I’m off to MAAWG next week and seem to have had barely enough time to breathe lately, much less blog. I have a half written post, but it’s taking a little more research to put together. That can wait until I get the chance to do the research.
Instead I thought I’d talk about the North Coast Journal article “The Rise and Fall of a Spam Crusader.” It’s quite an interesting article and looks into the personal and business sacrifices that people make in order to chase down spammers.
In my experience a lot of the serial litigators have very poor practices around data collection and analysis. They don’t collect evidence, they just collect email and then make assertions and assumptions. This not every effective when having to convince a judge that you are right.
The article actually does nothing to change this impression. The cases ASIS won are the cases where the defendants didn’t respond. That also means that ASIS couldn’t collect.
I do disagree with Mr. Singleton, the lawyer, where he says CAN SPAM is dead. In many cases I’ve seen there aren’t clear CAN SPAM violations.
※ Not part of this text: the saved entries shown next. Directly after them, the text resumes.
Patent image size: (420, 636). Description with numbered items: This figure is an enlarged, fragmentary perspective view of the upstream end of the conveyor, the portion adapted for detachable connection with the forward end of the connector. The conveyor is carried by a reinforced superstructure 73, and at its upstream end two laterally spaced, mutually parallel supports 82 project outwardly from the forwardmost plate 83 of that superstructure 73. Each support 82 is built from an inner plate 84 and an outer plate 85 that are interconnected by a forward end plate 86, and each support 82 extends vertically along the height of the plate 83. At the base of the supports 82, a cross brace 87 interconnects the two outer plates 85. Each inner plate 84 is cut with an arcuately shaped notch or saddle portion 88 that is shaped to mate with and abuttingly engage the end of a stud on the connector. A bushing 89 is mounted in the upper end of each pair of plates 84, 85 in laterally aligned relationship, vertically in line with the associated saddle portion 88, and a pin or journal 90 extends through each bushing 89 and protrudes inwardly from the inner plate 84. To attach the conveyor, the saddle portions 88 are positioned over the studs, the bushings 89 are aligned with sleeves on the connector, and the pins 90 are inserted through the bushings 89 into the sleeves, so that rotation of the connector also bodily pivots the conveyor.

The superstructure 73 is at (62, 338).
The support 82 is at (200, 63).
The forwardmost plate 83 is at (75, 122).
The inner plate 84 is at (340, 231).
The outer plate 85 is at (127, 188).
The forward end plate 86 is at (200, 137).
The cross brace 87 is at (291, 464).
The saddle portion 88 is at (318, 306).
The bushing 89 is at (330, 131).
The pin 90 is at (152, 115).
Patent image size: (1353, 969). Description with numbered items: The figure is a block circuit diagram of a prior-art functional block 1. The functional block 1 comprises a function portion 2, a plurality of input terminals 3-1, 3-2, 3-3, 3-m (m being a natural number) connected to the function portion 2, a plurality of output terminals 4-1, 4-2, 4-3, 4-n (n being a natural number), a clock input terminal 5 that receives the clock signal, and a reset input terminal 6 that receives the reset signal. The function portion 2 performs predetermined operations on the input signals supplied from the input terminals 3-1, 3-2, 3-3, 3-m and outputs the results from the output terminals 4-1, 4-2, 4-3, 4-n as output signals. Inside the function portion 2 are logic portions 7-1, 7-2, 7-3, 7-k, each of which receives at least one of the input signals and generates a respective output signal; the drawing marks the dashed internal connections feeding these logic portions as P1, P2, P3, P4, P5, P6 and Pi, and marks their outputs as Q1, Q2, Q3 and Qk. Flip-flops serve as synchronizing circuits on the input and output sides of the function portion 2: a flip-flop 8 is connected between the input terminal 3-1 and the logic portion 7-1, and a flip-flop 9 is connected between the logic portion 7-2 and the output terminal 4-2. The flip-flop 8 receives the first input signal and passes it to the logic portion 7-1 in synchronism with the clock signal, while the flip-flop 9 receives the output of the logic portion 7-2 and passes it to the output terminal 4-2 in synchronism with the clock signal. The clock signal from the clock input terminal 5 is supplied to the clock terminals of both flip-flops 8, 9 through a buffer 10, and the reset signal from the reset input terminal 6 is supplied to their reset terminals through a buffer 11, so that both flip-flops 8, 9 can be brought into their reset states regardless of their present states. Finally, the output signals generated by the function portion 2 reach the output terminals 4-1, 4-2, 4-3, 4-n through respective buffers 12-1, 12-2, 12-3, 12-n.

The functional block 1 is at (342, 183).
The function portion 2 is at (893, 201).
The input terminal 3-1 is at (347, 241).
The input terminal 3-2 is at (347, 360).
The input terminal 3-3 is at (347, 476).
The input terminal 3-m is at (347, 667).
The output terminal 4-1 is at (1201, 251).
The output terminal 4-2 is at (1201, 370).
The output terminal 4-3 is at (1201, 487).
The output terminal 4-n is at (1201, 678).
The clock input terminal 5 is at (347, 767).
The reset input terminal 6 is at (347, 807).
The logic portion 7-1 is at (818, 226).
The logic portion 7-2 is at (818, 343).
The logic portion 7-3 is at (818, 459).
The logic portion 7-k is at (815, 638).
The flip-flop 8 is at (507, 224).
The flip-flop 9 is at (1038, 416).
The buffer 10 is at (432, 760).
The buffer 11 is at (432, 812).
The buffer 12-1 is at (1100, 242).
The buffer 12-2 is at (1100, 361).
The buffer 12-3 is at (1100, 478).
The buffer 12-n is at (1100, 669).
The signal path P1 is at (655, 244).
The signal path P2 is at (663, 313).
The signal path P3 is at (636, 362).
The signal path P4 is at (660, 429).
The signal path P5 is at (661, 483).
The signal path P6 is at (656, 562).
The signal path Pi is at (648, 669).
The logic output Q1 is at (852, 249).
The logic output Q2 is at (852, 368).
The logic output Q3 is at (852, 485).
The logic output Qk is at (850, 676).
So if he’s trying to sue these spammers under CAN SPAM his cause of action is wrong. Secondly, the article goes on to talk about the broader implications.
what’s most galling, [Singleton] said, is how the ruling effectively eliminated ISPs’ ability to be bounty hunters, the role to which they were duly anointed by the CAN-SPAM Act.
Uh. No. ISPs are allowed to legally prosecute spammers, but no ISP I know of that has successfully gone after spammers has actually treated this as a bounty hunt. Sure, there have been some court wins and some settlements, but I don’t believe any ISP has won enough money to cover all their legal expenditures. And one time there was an actual transfer of property from spammer to ISP and the ISP raffled off the spammer’s Porsche to its users.